Mark Kleiman writes
This is an example of what Orwell calls a "dead metaphor," where the phrase has lost its original metaphorical meaning and become a pure idiom. ("Toe the line," which originally meant to stand properly in rank during military drill, is another such, as evidenced by the frequent misspelling "tow the line.") So how about using "restrain" or "control" or even "check" instead?

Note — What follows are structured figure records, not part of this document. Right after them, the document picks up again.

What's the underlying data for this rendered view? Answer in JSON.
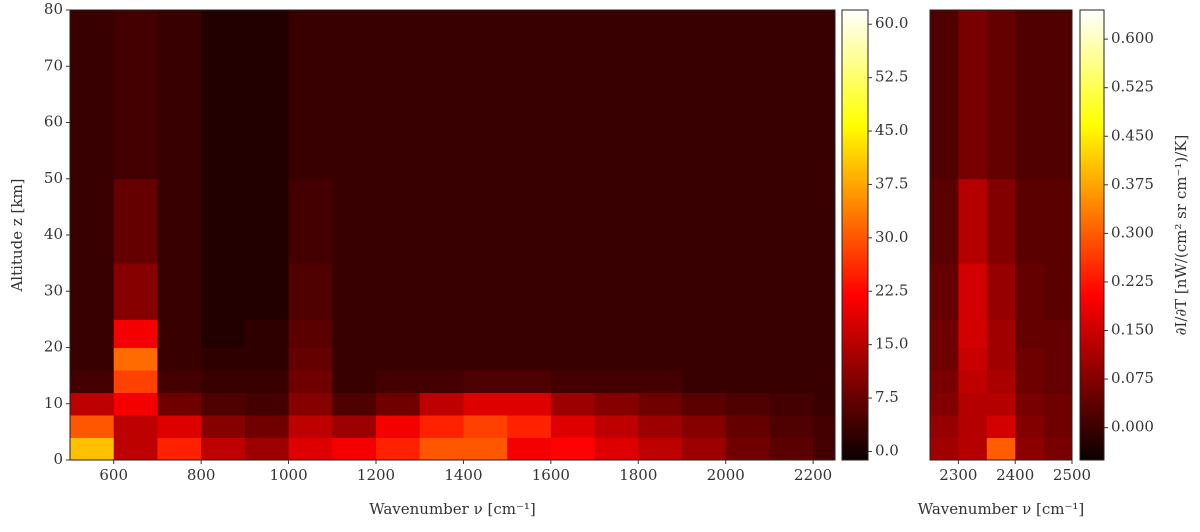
{
  "chart_data": [
    {
      "type": "heatmap",
      "xlabel": "Wavenumber ν [cm⁻¹]",
      "ylabel": "Altitude z [km]",
      "x_edges": [
        500,
        600,
        700,
        800,
        900,
        1000,
        1100,
        1200,
        1300,
        1400,
        1500,
        1600,
        1700,
        1800,
        1900,
        2000,
        2100,
        2200,
        2250
      ],
      "y_edges": [
        0,
        4,
        8,
        12,
        16,
        20,
        25,
        35,
        50,
        80
      ],
      "values": [
        [
          40,
          15,
          25,
          15,
          12,
          18,
          20,
          25,
          30,
          30,
          20,
          22,
          18,
          15,
          12,
          8,
          6,
          4
        ],
        [
          30,
          15,
          18,
          10,
          8,
          15,
          12,
          20,
          25,
          28,
          25,
          18,
          15,
          12,
          10,
          7,
          5,
          4
        ],
        [
          15,
          20,
          8,
          5,
          4,
          10,
          5,
          8,
          15,
          18,
          18,
          12,
          10,
          8,
          6,
          5,
          4,
          3
        ],
        [
          4,
          28,
          4,
          3,
          3,
          8,
          3,
          4,
          4,
          5,
          5,
          4,
          4,
          4,
          3,
          3,
          3,
          3
        ],
        [
          3,
          32,
          3,
          2,
          2,
          7,
          3,
          3,
          3,
          3,
          3,
          3,
          3,
          3,
          3,
          3,
          3,
          3
        ],
        [
          3,
          20,
          3,
          1,
          2,
          6,
          3,
          3,
          3,
          3,
          3,
          3,
          3,
          3,
          3,
          3,
          3,
          3
        ],
        [
          3,
          10,
          3,
          1,
          1,
          5,
          3,
          3,
          3,
          3,
          3,
          3,
          3,
          3,
          3,
          3,
          3,
          3
        ],
        [
          3,
          7,
          3,
          1,
          1,
          4,
          3,
          3,
          3,
          3,
          3,
          3,
          3,
          3,
          3,
          3,
          3,
          3
        ],
        [
          3,
          4,
          3,
          1,
          1,
          3,
          3,
          3,
          3,
          3,
          3,
          3,
          3,
          3,
          3,
          3,
          3,
          3
        ]
      ],
      "xlim": [
        500,
        2250
      ],
      "xticks": [
        600,
        800,
        1000,
        1200,
        1400,
        1600,
        1800,
        2000,
        2200
      ],
      "ylim": [
        0,
        80
      ],
      "yticks": [
        0,
        10,
        20,
        30,
        40,
        50,
        60,
        70,
        80
      ],
      "colormap": "hot",
      "clim": [
        -1.2,
        62
      ],
      "cticks": [
        {
          "value": 0,
          "label": "0.0"
        },
        7.5,
        {
          "value": 15,
          "label": "15.0"
        },
        22.5,
        {
          "value": 30,
          "label": "30.0"
        },
        37.5,
        {
          "value": 45,
          "label": "45.0"
        },
        52.5,
        {
          "value": 60,
          "label": "60.0"
        }
      ]
    },
    {
      "type": "heatmap",
      "xlabel": "Wavenumber ν [cm⁻¹]",
      "clabel": "∂I/∂T [nW/(cm² sr cm⁻¹)/K]",
      "x_edges": [
        2250,
        2300,
        2350,
        2400,
        2450,
        2500
      ],
      "y_edges": [
        0,
        4,
        8,
        12,
        16,
        20,
        25,
        35,
        50,
        80
      ],
      "values": [
        [
          0.1,
          0.12,
          0.3,
          0.08,
          0.06
        ],
        [
          0.09,
          0.12,
          0.15,
          0.07,
          0.05
        ],
        [
          0.07,
          0.12,
          0.12,
          0.06,
          0.05
        ],
        [
          0.06,
          0.13,
          0.11,
          0.05,
          0.04
        ],
        [
          0.05,
          0.14,
          0.1,
          0.05,
          0.04
        ],
        [
          0.05,
          0.15,
          0.1,
          0.04,
          0.04
        ],
        [
          0.04,
          0.15,
          0.09,
          0.04,
          0.03
        ],
        [
          0.03,
          0.12,
          0.07,
          0.03,
          0.03
        ],
        [
          0.02,
          0.06,
          0.04,
          0.02,
          0.02
        ]
      ],
      "xlim": [
        2250,
        2500
      ],
      "xticks": [
        2300,
        2400,
        2500
      ],
      "ylim": [
        0,
        80
      ],
      "colormap": "hot",
      "clim": [
        -0.05,
        0.645
      ],
      "cticks": [
        {
          "value": 0,
          "label": "0.000"
        },
        0.075,
        {
          "value": 0.15,
          "label": "0.150"
        },
        0.225,
        {
          "value": 0.3,
          "label": "0.300"
        },
        0.375,
        {
          "value": 0.45,
          "label": "0.450"
        },
        0.525,
        {
          "value": 0.6,
          "label": "0.600"
        }
      ]
    }
  ]
}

Most of us don't ride horses.
This has been another official notice from the Language Police.
and helpfully links to the essay in which
In which George Orwell called "Toe the line" a dying metaphor and not a dead metaphor.

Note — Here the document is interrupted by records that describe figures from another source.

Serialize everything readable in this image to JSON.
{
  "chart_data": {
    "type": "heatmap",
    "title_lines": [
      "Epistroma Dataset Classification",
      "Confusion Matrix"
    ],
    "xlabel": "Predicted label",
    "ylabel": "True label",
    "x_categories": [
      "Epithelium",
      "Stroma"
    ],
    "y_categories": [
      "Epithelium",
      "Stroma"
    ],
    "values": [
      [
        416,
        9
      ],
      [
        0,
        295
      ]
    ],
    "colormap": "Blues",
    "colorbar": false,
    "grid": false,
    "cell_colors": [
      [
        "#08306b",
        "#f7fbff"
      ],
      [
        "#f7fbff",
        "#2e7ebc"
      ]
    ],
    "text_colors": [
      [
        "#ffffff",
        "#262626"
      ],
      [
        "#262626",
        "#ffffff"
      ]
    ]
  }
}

DYING METAPHORS. A newly invented metaphor assists thought by evoking a visual image, while on the other hand a metaphor which is technically ‘dead’ (e. g. iron resolution) has in effect reverted to being an ordinary word and can generally be used without loss of vividness. But in between these two classes there is a huge dump of worn-out metaphors which have lost all evocative power and are merely used because they save people the trouble of inventing phrases for themselves. Examples are: Ring the changes on, take up the cudgel for, toe the line, ride roughshod over, stand shoulder to shoulder with, play into the hands of, no axe to grind, grist to the mill, fishing in troubled waters, on the order of the day, Achilles’ heel, swan song, hotbed.
This has been an official notice from the Language Police's office of internal language affairs.